I love this anecdote. If you want to do something, try it.
Want to be a VC? Start investing in small businesses with your own capital (even if it’s $1000 checks). Cold call, meet founders, go to conferences, do the unsexy work.
Want to be a trader? Open an account and trade. You will certainly lose money at the beginning and realize if you can handle the pressure of drawdowns or not (thats’s valuable!). Backtest strategies in excel, do the crappy admin work.
Want to run a business? Create an LLC, build a website (you can do these things in 1 day). Sell something to someone. Iterate on a business plan. Do you enjoy it?
I think the mistake many people make is they get these degrees and put in so many years of time without actually knowing IF THEY WILL LIKE THE CAREER, let alone be good at it. There are so many opportunities to test drive before you buy.
I have a story for you guys. This is a TRUE story, with some minor touch ups to anonymize our characters.
I once employed a man who had all kinds of degrees and accolades to his name. Let's call our man... Valerie.
---
Valerie was quite literally in possession of multiple masters, all from top universities, in very technical and challenging topics (e.g. physics, computer science, etc).
AND he had a PhD!
Of course, he also had the CFA AND the FRM.
Very impressive, right?
You'd ask Valerie why he would bring himself to spend 10 years studying to get all of these certificates and he would tell you, UNironically, that it was because he LOVED being a quant.
And being a quant is a DEEP, and WIDE field; so he thought the best way forward was to learn all the ways in which the field was WIDE and DEEP.
Quants use computer science, signal processing, math? I'm going to get masters in all of them!
The field is moving towards deep neural networks? That's what my PhD is going to be based on!
---
See, the problem was that...
Valerie spent so long trying to get all these degrees and accolades that he forgot to actually do the thing he was passionate about...
Which was to be a quant!
And whilst he was out there trying to get all these fancy certificates to append to the back of his name, people half his age were actually hacking together solutions that worked and testing them in the battlefields of the markets.
He was, of course, getting GPA 4/4 whilst burning tens and thousands of dollars a year doing so.
"I'm making an INVESTMENT", he would say.
---
AND... it was truly sad.
Because Valerie got so used to clean, neat nature of academia that he never really, truly understood the stochastic nature of markets and research.

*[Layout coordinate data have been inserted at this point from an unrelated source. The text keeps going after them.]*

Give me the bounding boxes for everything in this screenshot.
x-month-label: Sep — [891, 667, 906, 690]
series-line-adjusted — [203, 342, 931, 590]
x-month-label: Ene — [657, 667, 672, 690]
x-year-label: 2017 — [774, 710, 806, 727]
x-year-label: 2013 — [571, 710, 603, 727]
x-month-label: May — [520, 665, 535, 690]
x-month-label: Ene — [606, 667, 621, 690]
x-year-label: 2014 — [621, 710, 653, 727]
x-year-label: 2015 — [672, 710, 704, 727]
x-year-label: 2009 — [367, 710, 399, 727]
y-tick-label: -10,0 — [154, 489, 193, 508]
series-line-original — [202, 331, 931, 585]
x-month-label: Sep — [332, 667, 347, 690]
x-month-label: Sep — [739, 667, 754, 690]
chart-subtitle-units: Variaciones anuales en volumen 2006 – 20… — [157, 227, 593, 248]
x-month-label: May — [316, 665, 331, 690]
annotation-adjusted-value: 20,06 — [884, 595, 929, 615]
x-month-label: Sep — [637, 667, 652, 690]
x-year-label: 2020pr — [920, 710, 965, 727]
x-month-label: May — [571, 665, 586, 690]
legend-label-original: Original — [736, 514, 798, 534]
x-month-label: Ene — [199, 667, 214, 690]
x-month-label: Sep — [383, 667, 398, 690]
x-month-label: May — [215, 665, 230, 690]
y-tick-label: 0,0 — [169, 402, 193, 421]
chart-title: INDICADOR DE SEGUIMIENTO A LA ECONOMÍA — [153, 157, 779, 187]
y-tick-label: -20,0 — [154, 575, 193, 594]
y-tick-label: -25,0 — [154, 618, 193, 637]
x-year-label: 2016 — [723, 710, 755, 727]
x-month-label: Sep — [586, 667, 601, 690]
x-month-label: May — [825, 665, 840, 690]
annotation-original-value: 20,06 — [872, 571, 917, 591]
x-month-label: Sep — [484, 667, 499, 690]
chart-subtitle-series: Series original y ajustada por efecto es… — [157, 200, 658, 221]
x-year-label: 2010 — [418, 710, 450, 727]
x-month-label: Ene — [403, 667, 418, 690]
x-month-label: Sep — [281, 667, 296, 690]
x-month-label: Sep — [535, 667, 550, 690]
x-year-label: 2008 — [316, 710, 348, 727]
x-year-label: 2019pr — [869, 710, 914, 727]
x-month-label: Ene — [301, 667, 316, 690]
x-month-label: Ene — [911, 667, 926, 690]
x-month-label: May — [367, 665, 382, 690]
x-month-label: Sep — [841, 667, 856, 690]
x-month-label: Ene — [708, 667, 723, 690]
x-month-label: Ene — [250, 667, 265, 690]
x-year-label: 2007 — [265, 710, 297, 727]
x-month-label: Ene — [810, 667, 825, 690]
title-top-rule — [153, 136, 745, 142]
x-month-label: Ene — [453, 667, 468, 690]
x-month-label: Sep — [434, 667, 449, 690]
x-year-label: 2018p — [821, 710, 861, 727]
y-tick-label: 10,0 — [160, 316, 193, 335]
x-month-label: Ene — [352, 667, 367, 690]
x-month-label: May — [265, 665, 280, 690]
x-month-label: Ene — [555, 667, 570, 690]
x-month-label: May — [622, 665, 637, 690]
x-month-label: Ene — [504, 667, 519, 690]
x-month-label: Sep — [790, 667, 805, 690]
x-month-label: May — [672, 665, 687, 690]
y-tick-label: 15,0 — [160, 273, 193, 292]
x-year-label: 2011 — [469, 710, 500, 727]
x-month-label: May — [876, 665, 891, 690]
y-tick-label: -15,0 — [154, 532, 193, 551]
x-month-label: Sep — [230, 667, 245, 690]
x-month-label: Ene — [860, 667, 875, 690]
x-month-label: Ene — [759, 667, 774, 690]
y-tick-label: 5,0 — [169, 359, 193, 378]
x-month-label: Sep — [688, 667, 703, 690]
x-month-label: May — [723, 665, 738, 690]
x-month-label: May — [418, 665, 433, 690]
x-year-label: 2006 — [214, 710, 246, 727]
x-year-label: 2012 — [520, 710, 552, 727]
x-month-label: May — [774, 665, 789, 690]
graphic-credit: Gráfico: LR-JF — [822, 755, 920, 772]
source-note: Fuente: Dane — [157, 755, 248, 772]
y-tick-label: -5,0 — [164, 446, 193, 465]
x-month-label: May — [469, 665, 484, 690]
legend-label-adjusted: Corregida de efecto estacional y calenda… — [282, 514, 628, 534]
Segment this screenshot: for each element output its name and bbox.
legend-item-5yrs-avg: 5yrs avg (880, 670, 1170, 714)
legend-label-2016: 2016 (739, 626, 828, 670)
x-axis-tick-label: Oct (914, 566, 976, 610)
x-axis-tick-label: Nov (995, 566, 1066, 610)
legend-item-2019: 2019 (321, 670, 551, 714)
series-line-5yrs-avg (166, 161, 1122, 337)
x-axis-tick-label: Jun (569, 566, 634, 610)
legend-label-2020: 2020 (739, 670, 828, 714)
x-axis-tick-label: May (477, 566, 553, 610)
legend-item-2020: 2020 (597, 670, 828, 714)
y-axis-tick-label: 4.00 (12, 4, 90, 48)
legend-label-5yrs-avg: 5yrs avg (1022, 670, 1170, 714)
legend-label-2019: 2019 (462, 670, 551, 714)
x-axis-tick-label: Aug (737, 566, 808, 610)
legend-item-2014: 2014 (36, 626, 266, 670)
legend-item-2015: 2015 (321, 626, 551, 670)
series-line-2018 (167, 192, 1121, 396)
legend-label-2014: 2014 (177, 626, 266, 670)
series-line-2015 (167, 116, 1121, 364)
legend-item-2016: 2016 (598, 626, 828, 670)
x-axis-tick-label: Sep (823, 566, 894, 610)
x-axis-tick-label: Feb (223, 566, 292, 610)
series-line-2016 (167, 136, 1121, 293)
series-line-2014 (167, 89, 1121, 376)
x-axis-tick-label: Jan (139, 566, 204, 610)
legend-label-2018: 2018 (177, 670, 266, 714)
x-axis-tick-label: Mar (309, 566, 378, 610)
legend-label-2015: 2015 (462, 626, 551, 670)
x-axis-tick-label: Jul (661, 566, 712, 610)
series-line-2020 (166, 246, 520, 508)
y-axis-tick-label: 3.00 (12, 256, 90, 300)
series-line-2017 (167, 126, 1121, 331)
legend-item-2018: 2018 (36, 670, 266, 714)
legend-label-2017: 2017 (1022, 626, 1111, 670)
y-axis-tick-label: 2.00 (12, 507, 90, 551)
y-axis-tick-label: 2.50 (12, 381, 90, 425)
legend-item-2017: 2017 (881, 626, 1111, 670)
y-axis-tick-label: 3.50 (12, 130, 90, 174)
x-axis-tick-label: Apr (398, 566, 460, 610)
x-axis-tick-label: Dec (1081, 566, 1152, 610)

For him there was always an answer, even when there were none. There was always a global optima, and he would always find it, even if he had to force the data to reveal one.
---
So, all in all, Valerie was quite literally useless. And we had to let Valerie go. But I sometimes wonder what Valerie is up to.
---
Anyway, the point of all this...
Is that all I want is for you is to not be Valerie.
And to learn something that actually makes sense and that you can use to try out an idea.
So, in the spirit of that, let me tell you that when we are first testing ideas, we should first test the ideas on the simplest representation that we think is able to model our hypothesis.
Why? Parsimony, of course.
Simple representations give you the opportunity to see if the underlying mechanism is so strong that no further complexity is needed to approximate the true, hidden function.
So it is a long, long way of testing before we eventually get to conformal predictions, if ever, and a much further ways along before we start to represent our data as images and calculate convolutions on them.
--
Is there merit in the complex?
Absolutely - there is more than sufficient evidence in our industry to show that complexity not only works, but it can be a moat. Take XTX for example, no one would accuse them of having simple, linear models with single variables.
But their namesake is literally homage to the mighty linear regression.
So.. think about that, fellow quant enjoyoor beginning his journey in this very fun, very wide and very dark, deep, forest.